Baca berita tanpa iklan. Gabung Kompas.com+

Betapa tidak, di saat korban erupsi Gunung Semeru masih berbalut duka karena ada sanak keluarganya masih hilang karena terkubur lumpur, menderita sakit karena luka bakar, hilangnya harta benda karena rumahnya rusak atau musnahnya tanah pertanian karena erupsi, tetapi ada pihak lain lain yang tega “menggadaikan” nuraninya.

Dengan alasan untuk kepentingan tayangan stripping sinetron “Terpaksa Menikahi Tuan Muda”, pengambilan gambar yang berlokasi di pengungsian di Desa Penanggal, Kecamatan Candipuro, Kabupaten Lumajang mengundang keprihatinan dari berbagai kalangan.

Selain ada adegan para pemainnya seperti Christ Laurent, Alisia Rininta, Leo Cons dan Rebecca Tamara saling baku peluk di hadapan pengungsi anak-anak, ketidak etisan shooting di kala bencana masih terjadi adalah tidak mempertimbangkan kondisi psikologis para pengungsi.

Setelah mendapat kecaman berbagai kalangan, barulah pihak Verona Pictures yang menjadi rumah produksi sinetron tersebut mengajukan permohonan maaf, walau pihaknya tetap bersikukuh telah mengantungi izin dari Bupati Lumajang.

Seakan hendak menabalkan alasan penguatnya, pihak Verona Pictures menyebut tidak ada niat untuk memanfaatkan musibah demi kepentingan konten.

Kedatangan para pemain sinetron ke lokasi pengungsian adalah upaya untuk meringankan beban para korban erupsi Gunung Semeru.

Kebetulan alur cerita dari sinetron yang ditayangkan di salah satu stasiun televisi swasta itu berkisah tentang tokoh utamanya menjadi relawan aksi kemanusian (Kompas.com, 23/12/2021).
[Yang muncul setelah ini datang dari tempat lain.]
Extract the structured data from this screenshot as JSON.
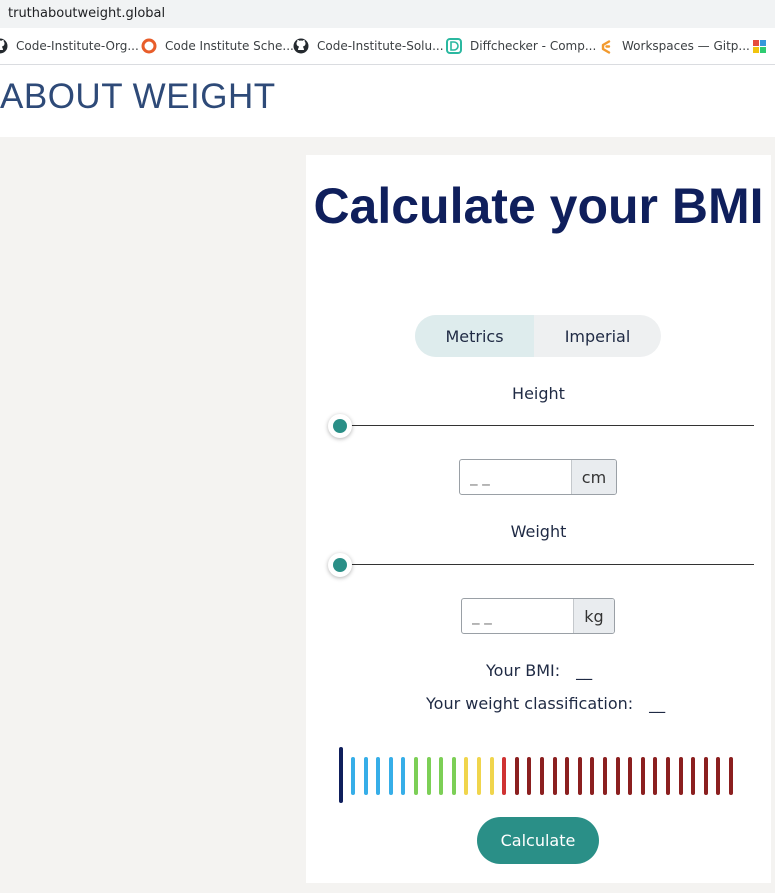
{
  "browser": {
    "url": "truthaboutweight.global",
    "bookmarks": [
      {
        "label": "Code-Institute-Org...",
        "icon": "github-icon"
      },
      {
        "label": "Code Institute Sche...",
        "icon": "code-institute-icon"
      },
      {
        "label": "Code-Institute-Solu...",
        "icon": "github-icon"
      },
      {
        "label": "Diffchecker - Comp...",
        "icon": "diffchecker-icon"
      },
      {
        "label": "Workspaces — Gitp...",
        "icon": "gitpod-icon"
      }
    ]
  },
  "header": {
    "title": "ABOUT WEIGHT"
  },
  "calculator": {
    "title": "Calculate your BMI",
    "tabs": [
      {
        "label": "Metrics",
        "active": true
      },
      {
        "label": "Imperial",
        "active": false
      }
    ],
    "height": {
      "label": "Height",
      "placeholder": "_ _",
      "unit": "cm",
      "slider_value": 0
    },
    "weight": {
      "label": "Weight",
      "placeholder": "_ _",
      "unit": "kg",
      "slider_value": 0
    },
    "bmi_label": "Your BMI:",
    "bmi_value": "__",
    "classification_label": "Your weight classification:",
    "classification_value": "__",
    "scale": {
      "colors": [
        "#0f1f5c",
        "#36aee8",
        "#36aee8",
        "#36aee8",
        "#36aee8",
        "#36aee8",
        "#7ccf56",
        "#7ccf56",
        "#7ccf56",
        "#7ccf56",
        "#f0d54c",
        "#f0d54c",
        "#f0d54c",
        "#cf3232",
        "#8b1f1f",
        "#8b1f1f",
        "#8b1f1f",
        "#8b1f1f",
        "#8b1f1f",
        "#8b1f1f",
        "#8b1f1f",
        "#8b1f1f",
        "#8b1f1f",
        "#8b1f1f",
        "#8b1f1f",
        "#8b1f1f",
        "#8b1f1f",
        "#8b1f1f",
        "#8b1f1f",
        "#8b1f1f",
        "#8b1f1f",
        "#8b1f1f"
      ]
    },
    "button_label": "Calculate"
  },
  "colors": {
    "accent": "#2a8f87",
    "title": "#0f1f5c",
    "brand": "#2e4a78"
  }
}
Memang terdengar absurb jika melihat pembelaan seperti ini, apalagi alasan awal dari rumah produksi Verona bahwa pengambilan gambar di lokasi pengungsian telah mengantongi izin dari Bupati Lumajang.

Nyatanya baik pihak bupati atau Komandan Satgas Semeru Kolonel (TNI) Irwan Subekti juga tidak pernah menerima pemberitahuan atau permintaan izin pengambilan gambar di lokasi pengungsian.

Apalagi kondisi Gunung Semeru masih belum stabil dan masih kerap mengeluarkan erupsi sehingga sewaktu-waktu bisa membahayakan warga yang ada di sekitar Gunung Semeru – termasuk awak pendukung sinetron “Terpaksa Menikahi Tuan Muda” yang tengah shooting di lokasi.

Partai politik pun menumpulkan nurani

Seperti berlomba menunjukkan tumpulnya nurani, di sekitaran lokasi pengungsian dan desa-desa yang dilanda erupsi juga bertebaran baliho dan spanduk dari tokoh partai politik.

Seakan menujukkan simpatinya yang paling dalam, justru munculnya wajah gambar para politisi ditambahi selarik kalimat penuh motivasi seakan “mengejek” penderitaan para pengungsi.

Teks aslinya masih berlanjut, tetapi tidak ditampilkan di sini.